Overview
This lecture introduces the binomial distribution, explains how it models the number of successes in repeated independent trials, and demonstrates its use with several practical examples.
The Binomial Distribution: Key Concepts
- The binomial distribution models the number of successes in n independent Bernoulli trials.
- A Bernoulli trial has two possible outcomes: success (probability p) and failure (probability 1-p).
- Trials must be independent, and the probability of success p must remain the same for each trial.
- The random variable X counts the number of successes in n trials and takes integer values from 0 to n.
Binomial Probability Mass Function (PMF)
- The probability of exactly x successes in n trials is given by:
P(X=x) = nCx × p^x × (1-p)^(n-x), where nCx is the binomial coefficient (combination formula).
- The PMF accounts for the probability of one arrangement of successes and multiplies by the number of such arrangements.
Mean and Variance
- The mean (expected value) of X is np.
- The variance of X is np(1-p).
- The standard deviation is the square root of the variance.
Examples and Applications
- Flipping a coin 100 times and finding the probability of at least 60 heads uses the binomial distribution.
- Buying a lottery ticket weekly for 4 weeks and winning exactly twice is also binomial.
- Rolling a die three times, with success defined as rolling a 5, has n=3, p=1/6, and is binomial.

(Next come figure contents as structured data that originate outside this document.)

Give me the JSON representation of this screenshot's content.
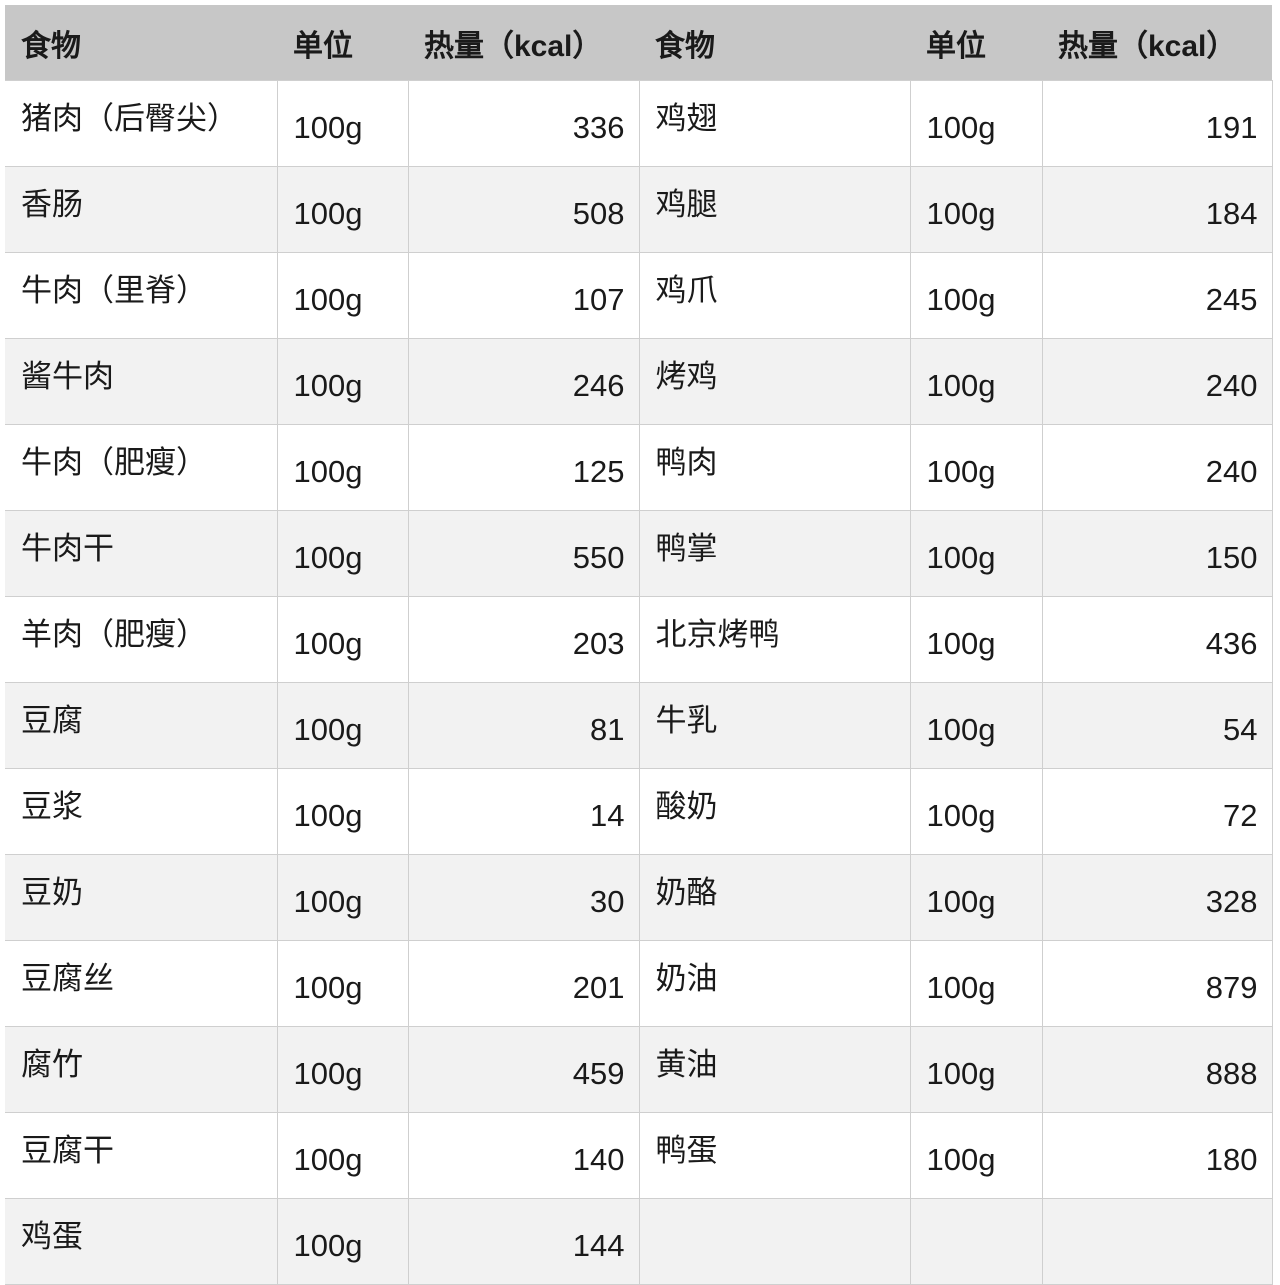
{
  "headers": [
    "食物",
    "单位",
    "热量（kcal）",
    "食物",
    "单位",
    "热量（kcal）"
  ],
  "rows": [
    [
      "猪肉（后臀尖）",
      "100g",
      "336",
      "鸡翅",
      "100g",
      "191"
    ],
    [
      "香肠",
      "100g",
      "508",
      "鸡腿",
      "100g",
      "184"
    ],
    [
      "牛肉（里脊）",
      "100g",
      "107",
      "鸡爪",
      "100g",
      "245"
    ],
    [
      "酱牛肉",
      "100g",
      "246",
      "烤鸡",
      "100g",
      "240"
    ],
    [
      "牛肉（肥瘦）",
      "100g",
      "125",
      "鸭肉",
      "100g",
      "240"
    ],
    [
      "牛肉干",
      "100g",
      "550",
      "鸭掌",
      "100g",
      "150"
    ],
    [
      "羊肉（肥瘦）",
      "100g",
      "203",
      "北京烤鸭",
      "100g",
      "436"
    ],
    [
      "豆腐",
      "100g",
      "81",
      "牛乳",
      "100g",
      "54"
    ],
    [
      "豆浆",
      "100g",
      "14",
      "酸奶",
      "100g",
      "72"
    ],
    [
      "豆奶",
      "100g",
      "30",
      "奶酪",
      "100g",
      "328"
    ],
    [
      "豆腐丝",
      "100g",
      "201",
      "奶油",
      "100g",
      "879"
    ],
    [
      "腐竹",
      "100g",
      "459",
      "黄油",
      "100g",
      "888"
    ],
    [
      "豆腐干",
      "100g",
      "140",
      "鸭蛋",
      "100g",
      "180"
    ],
    [
      "鸡蛋",
      "100g",
      "144",
      "",
      "",
      ""
    ]
  ]
}
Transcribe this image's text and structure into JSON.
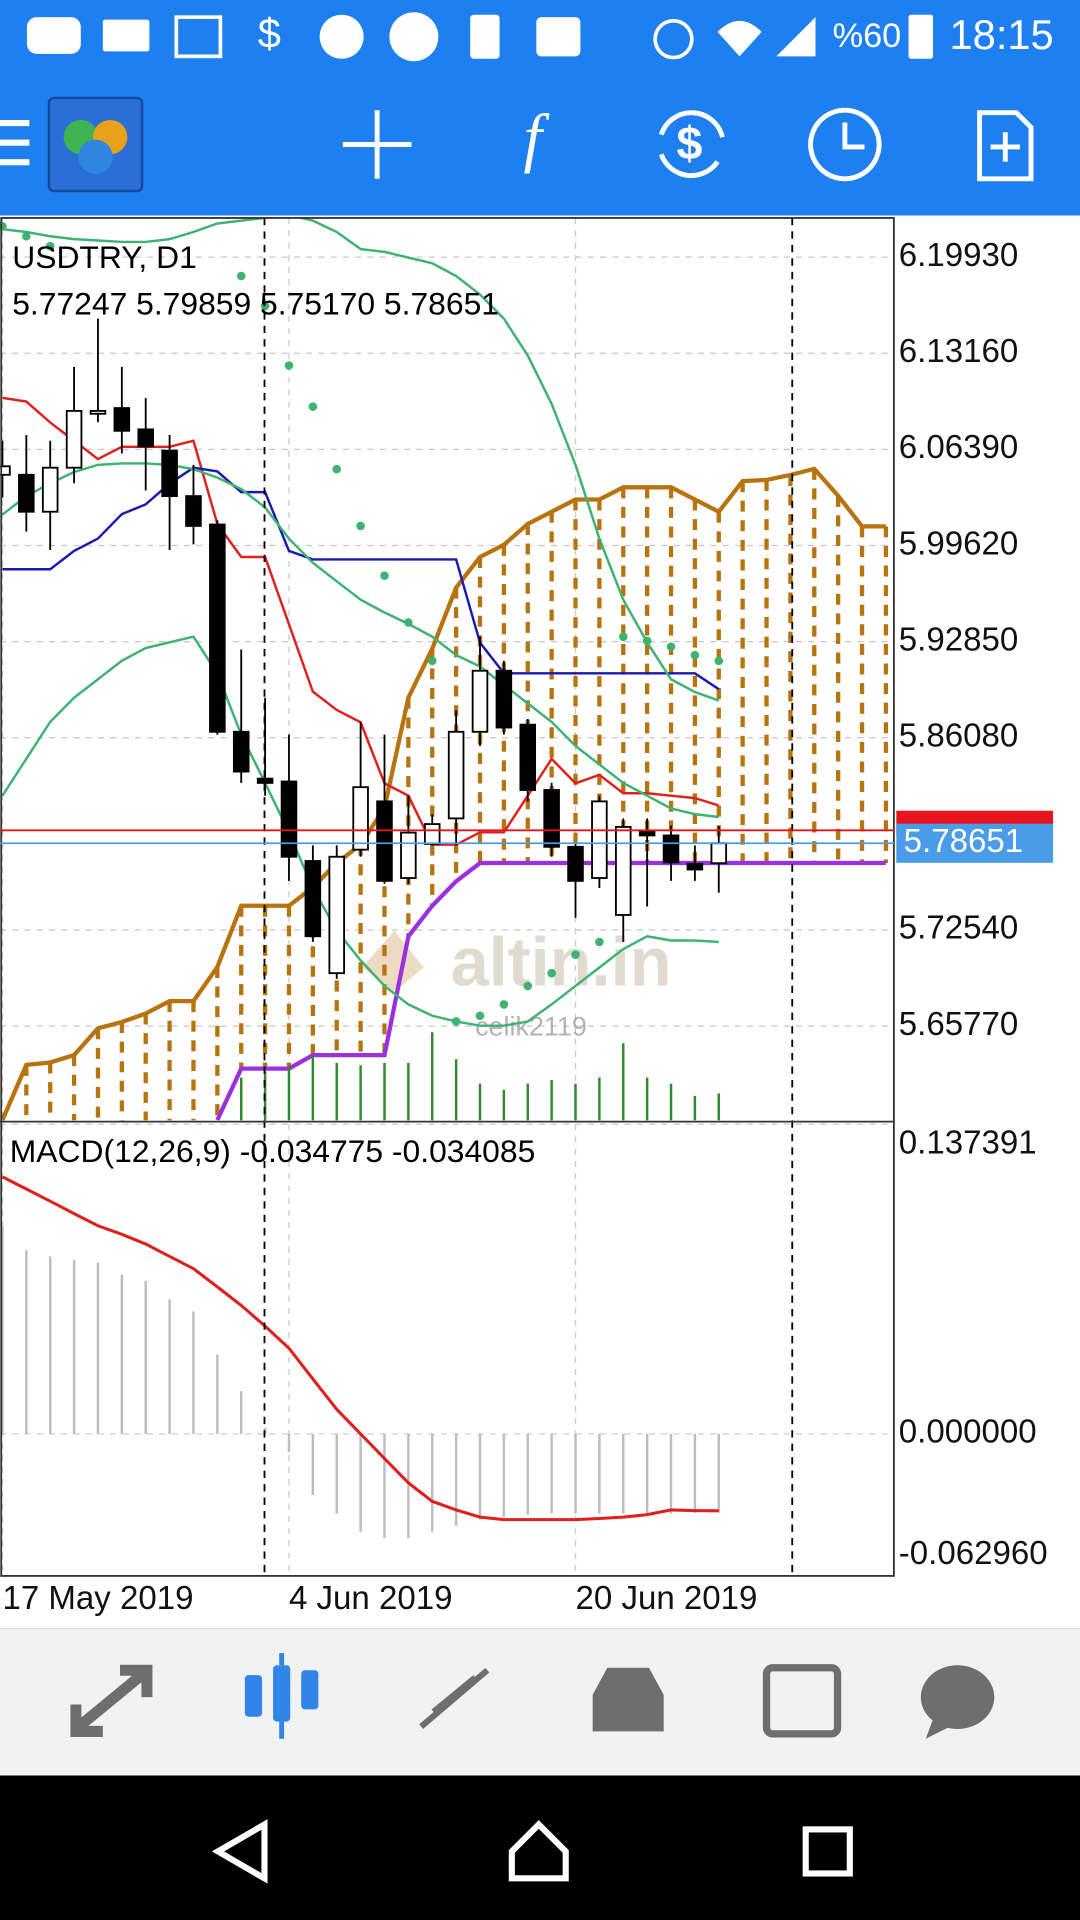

- For n=3, p=1/6, the probability of exactly 2 fives is calculated as 3C2 × (1/6)^2 × (5/6)^1 ≈ 0.0694.
- Counting the number of surviving 90-year-old Canadian males out of 20, with p=0.82, is binomial.
- The probability that exactly 18 out of 20 survive is 20C18 × 0.82^18 × 0.18^2 ≈ 0.173.
- To find the probability at least 18 survive, sum the probabilities for 18, 19, and 20, giving a total of ≈ 0.275.
Key Terms & Definitions
- Binomial Distribution — Probability distribution of the number of successes in a fixed number of independent Bernoulli trials.
- Bernoulli Trial — An experiment with exactly two outcomes: success or failure.
- Success Probability (p) — Probability that a single trial results in success.
- Binomial Coefficient (nCx) — Number of ways to choose x successes out of n trials.
- Mean (μ) of Binomial — Expected number of successes, calculated as np.
- Variance (σ²) of Binomial — Variability in the number of successes, calculated as np(1-p).
Action Items / Next Steps
- Practice calculating binomial probabilities for different n and p values.
- Review the mean and variance derivations for binomial distributions.
- Prepare to use the binomial distribution in future probability and statistics problems.